Cleta Mitchell at one time served as the counsel of True The Vote, and helped secure their nonprofit tax-exempt status. Mitchell is a long time conservative lawyer and activist who has played a key role in right-wing circles for decades. She is known for her legal activism around election laws and her belief in rampant voter fraud, a claim which has been called “a myth” by legal experts. Mitchell was a participant in Trump’s infamous phone call where he pressured Georgia election officials to “find” exactly enough votes for him to win the state in 2020. She also promoted unfounded evidence that the election was stolen from Trump. In support of TTV’s tax exempt application, Mitchell claimed that “fraudulent voting occurs in the United States,” but only cited a 2010 case that involved a small rural school district in which the judge ruled there was “no intent to cast a false or fraudulent ballot.”
True the Vote and Judicial Watch filed lawsuits against election officials in Ohio and Indiana in 2012 for reported failure to adhere to their “voter list maintenance obligations.” Judicial Watch is a right-wing accountability group that was founded in the mid-90s as part of the groundswell of opposition to the Clintons. Judicial Watch was an early promoter of conspiracy theories surrounding the death of Clinton White House staffer Vince Foster.
In 2012, True the Vote co-sponsored an event with Americans For Prosperity that provided citizen watchdog training for attendees. Americans for Prosperity “played an important role in structuring and supporting the Tea Party in its initial stages.” With the financial backing of the Koch family along with the tobacco and energy industries, AFP “provided training, communication, and materials for the earliest Tea Party activities.” The organization has been credited by multiple Republican senators as their key to success: AFP has spent millions of dollars supporting conservatives in every major election cycle since its inception.
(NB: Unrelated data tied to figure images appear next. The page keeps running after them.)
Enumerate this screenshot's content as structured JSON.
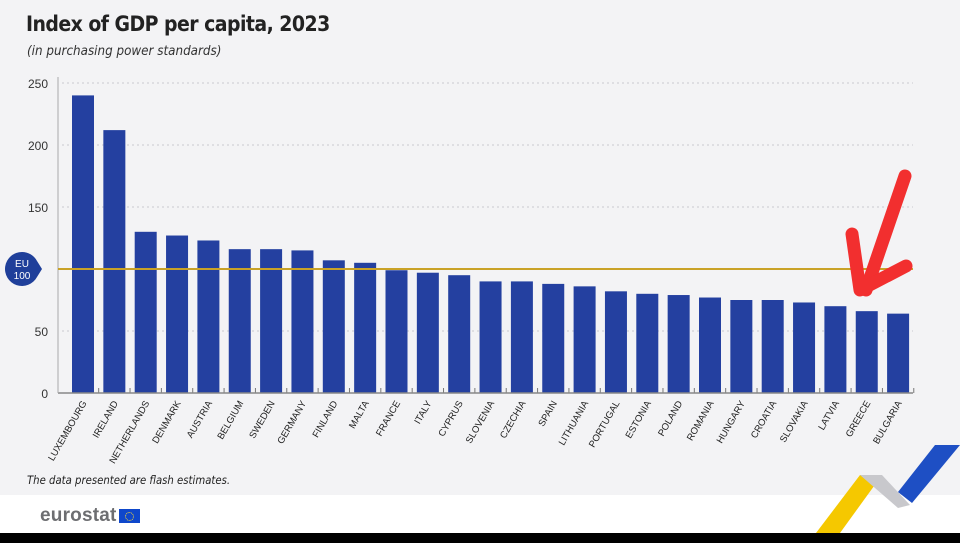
{
  "header": {
    "title": "Index of GDP per capita, 2023",
    "subtitle": "(in purchasing power standards)"
  },
  "footer": {
    "note": "The data presented are flash estimates.",
    "logo_text": "eurostat"
  },
  "reference_badge": {
    "line1": "EU",
    "line2": "100"
  },
  "colors": {
    "bar": "#2440a0",
    "reference_line": "#c9a227",
    "badge": "#1f3f9a",
    "annotation_arrow": "#f22f2f",
    "deco_yellow": "#f5c800",
    "deco_blue": "#1e4fc4"
  },
  "annotation": {
    "type": "arrow",
    "points_to": "GREECE"
  },
  "chart_data": {
    "type": "bar",
    "title": "Index of GDP per capita, 2023",
    "subtitle": "(in purchasing power standards)",
    "xlabel": "",
    "ylabel": "",
    "ylim": [
      0,
      250
    ],
    "yticks": [
      0,
      50,
      100,
      150,
      200,
      250
    ],
    "ytick_labels": [
      "0",
      "50",
      "",
      "150",
      "200",
      "250"
    ],
    "grid": true,
    "reference_line": {
      "value": 100,
      "label": "EU 100"
    },
    "categories": [
      "LUXEMBOURG",
      "IRELAND",
      "NETHERLANDS",
      "DENMARK",
      "AUSTRIA",
      "BELGIUM",
      "SWEDEN",
      "GERMANY",
      "FINLAND",
      "MALTA",
      "FRANCE",
      "ITALY",
      "CYPRUS",
      "SLOVENIA",
      "CZECHIA",
      "SPAIN",
      "LITHUANIA",
      "PORTUGAL",
      "ESTONIA",
      "POLAND",
      "ROMANIA",
      "HUNGARY",
      "CROATIA",
      "SLOVAKIA",
      "LATVIA",
      "GREECE",
      "BULGARIA"
    ],
    "values": [
      240,
      212,
      130,
      127,
      123,
      116,
      116,
      115,
      107,
      105,
      99,
      97,
      95,
      90,
      90,
      88,
      86,
      82,
      80,
      79,
      77,
      75,
      75,
      73,
      70,
      66,
      64
    ]
  }
}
True the Vote has collaborated with the Tea Party Patriots to host “election integrity” fundraisers in Colorado and Alabama. Tea Party Patriots was founded around the same time as True the Vote in 2009 and claims to be the nation’s largest grassroots Tea Party organization. Tea Party Patriots Foundation is the 501(c)(3) arm of the organization focused on providing “training opportunities and educational resources to the largest network of grassroots Tea Party groups around the country.” The 501(c)(4) arm, simply called Tea Party Patriots, actively supports aligned candidates. In 2021, they were listed among the groups participating in the January 6th March to Save America Rally, which immediately preceded the Capitol Riot.
In 2011, True the Vote invited Matthew Vadum to speak at a fundraising event. Vadum has ties to groups associated with the “anti-immigrant” movement, such as the Center for Security Policy and David Horowitz Freedom Center, and is the former senior vice president at the Capital Research Center. Vadum authored an article titled “Registering the Poor to Vote is Un-American,” which states that “registering [the poor] to vote is like handing out burglary tools to criminals” and that it is “profoundly antisocial and un-American to empower the nonproductive segments of the population.”